19. SHARING IS CARING
• Analyze data through information sharing portals. Projects like fordrop look promising, but it can be a frigging restricted-access
wiki. Practitioners with areas of expertise can weigh in on detection/mitigation.
• When appropriate, publicly publish/share findings with larger InfoSec community.
• When I was at Emerging Threats, I tried to think about how I would tackle CVE-2010-3962 if still in OPSEC. I published my
findings here: http://rules.emergingthreats.net/research/WMetcalf-CVE-2010-3962/. If exploitation was seen in the wild, the
shared analysis dialogue may have gone something like this ...
20. Together we can do
Something beautiful
• NIDS Guy: “This will be impossible to sig with NIDS outside of the obfuscated JS sigs that trip. Here are the alerts.”

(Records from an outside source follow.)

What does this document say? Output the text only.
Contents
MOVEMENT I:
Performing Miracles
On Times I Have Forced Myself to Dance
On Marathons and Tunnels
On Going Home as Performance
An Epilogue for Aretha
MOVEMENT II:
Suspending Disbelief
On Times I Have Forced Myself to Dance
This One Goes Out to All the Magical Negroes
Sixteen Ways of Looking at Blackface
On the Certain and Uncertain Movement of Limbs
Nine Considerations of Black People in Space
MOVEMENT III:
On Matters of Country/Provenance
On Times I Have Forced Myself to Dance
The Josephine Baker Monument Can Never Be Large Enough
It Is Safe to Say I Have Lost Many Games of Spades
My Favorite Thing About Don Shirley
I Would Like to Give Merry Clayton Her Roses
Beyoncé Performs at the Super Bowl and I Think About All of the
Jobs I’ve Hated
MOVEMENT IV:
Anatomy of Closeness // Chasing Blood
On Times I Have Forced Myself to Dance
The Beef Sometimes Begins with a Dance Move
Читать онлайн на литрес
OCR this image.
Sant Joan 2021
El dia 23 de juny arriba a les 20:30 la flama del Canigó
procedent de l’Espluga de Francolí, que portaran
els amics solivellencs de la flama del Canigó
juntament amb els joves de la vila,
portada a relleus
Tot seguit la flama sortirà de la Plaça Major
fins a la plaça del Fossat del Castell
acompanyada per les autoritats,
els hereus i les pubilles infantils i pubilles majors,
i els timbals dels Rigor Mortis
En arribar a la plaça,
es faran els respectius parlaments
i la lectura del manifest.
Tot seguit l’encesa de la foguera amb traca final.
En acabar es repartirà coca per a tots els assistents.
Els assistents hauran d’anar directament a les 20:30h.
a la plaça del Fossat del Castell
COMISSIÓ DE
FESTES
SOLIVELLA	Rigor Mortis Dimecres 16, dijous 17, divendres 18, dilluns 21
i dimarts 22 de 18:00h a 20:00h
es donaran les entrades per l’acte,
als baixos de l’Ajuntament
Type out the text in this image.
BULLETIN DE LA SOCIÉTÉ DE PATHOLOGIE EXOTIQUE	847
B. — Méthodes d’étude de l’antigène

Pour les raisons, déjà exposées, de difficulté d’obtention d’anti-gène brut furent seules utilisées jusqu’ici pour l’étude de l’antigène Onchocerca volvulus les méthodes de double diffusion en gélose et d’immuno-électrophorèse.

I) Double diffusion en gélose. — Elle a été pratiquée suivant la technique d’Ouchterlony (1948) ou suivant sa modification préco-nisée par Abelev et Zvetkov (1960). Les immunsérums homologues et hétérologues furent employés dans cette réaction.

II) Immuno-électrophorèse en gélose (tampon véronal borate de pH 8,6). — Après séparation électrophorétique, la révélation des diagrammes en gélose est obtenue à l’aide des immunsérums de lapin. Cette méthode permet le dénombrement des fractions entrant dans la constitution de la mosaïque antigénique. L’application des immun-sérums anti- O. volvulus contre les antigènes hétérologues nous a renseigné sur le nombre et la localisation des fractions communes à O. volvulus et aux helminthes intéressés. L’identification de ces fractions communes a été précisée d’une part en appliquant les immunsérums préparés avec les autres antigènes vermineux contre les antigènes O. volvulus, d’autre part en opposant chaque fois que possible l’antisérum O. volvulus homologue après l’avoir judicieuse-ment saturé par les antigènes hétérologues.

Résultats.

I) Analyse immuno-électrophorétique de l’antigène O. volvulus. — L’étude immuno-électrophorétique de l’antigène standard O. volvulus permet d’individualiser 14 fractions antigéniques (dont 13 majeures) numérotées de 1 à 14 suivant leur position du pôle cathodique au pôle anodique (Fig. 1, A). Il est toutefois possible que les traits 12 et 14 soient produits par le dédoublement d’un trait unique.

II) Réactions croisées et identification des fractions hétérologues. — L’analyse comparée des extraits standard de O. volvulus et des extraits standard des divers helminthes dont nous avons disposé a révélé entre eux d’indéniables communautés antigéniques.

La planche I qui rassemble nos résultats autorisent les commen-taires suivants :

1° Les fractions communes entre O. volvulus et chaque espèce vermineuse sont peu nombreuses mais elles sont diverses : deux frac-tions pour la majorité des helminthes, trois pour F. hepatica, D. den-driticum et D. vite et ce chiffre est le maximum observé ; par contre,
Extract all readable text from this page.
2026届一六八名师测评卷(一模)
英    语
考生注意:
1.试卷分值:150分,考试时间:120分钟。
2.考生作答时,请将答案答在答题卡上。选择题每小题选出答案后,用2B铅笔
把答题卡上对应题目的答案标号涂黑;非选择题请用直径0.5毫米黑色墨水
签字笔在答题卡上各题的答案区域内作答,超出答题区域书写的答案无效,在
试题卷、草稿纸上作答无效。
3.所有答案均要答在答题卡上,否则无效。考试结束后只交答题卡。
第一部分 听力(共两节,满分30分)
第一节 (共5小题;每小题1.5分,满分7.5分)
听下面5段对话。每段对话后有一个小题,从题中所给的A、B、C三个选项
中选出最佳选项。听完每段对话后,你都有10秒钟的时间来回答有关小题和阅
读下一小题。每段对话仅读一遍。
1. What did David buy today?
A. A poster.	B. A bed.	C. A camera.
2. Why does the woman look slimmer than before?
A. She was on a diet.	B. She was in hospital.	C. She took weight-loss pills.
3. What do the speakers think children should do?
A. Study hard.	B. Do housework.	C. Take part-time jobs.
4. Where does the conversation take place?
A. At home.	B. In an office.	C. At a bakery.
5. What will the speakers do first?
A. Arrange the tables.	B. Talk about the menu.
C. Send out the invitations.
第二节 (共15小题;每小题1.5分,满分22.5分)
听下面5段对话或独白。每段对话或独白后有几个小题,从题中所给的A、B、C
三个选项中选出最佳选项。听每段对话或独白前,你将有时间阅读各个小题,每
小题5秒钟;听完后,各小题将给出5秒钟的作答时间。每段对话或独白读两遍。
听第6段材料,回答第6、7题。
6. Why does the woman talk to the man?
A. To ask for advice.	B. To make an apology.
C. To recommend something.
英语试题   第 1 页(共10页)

• Log Analysis Guy: “Interesting, my process accounting audit logs show that iexplore.exe, fired off a notepad.exe process, which
then fired off cmd.exe. I can sig this.”
• EMET Guy: “Using this combination of EMET settings for the iexplore.exe executable, I'm able to stop successful exploitation,
and IE seems to function normally others please verify.”
• Proxy Guy: “This thing is trying to establish an SSL connection to a C&C server that is using a completely bogus cert. SSLBump
+ “sslproxy_cert_error deny all” is preventing the connection.”
• All Together in Unison: “Boy, I sure am glad we went to Will's talk and decided to start sharing.”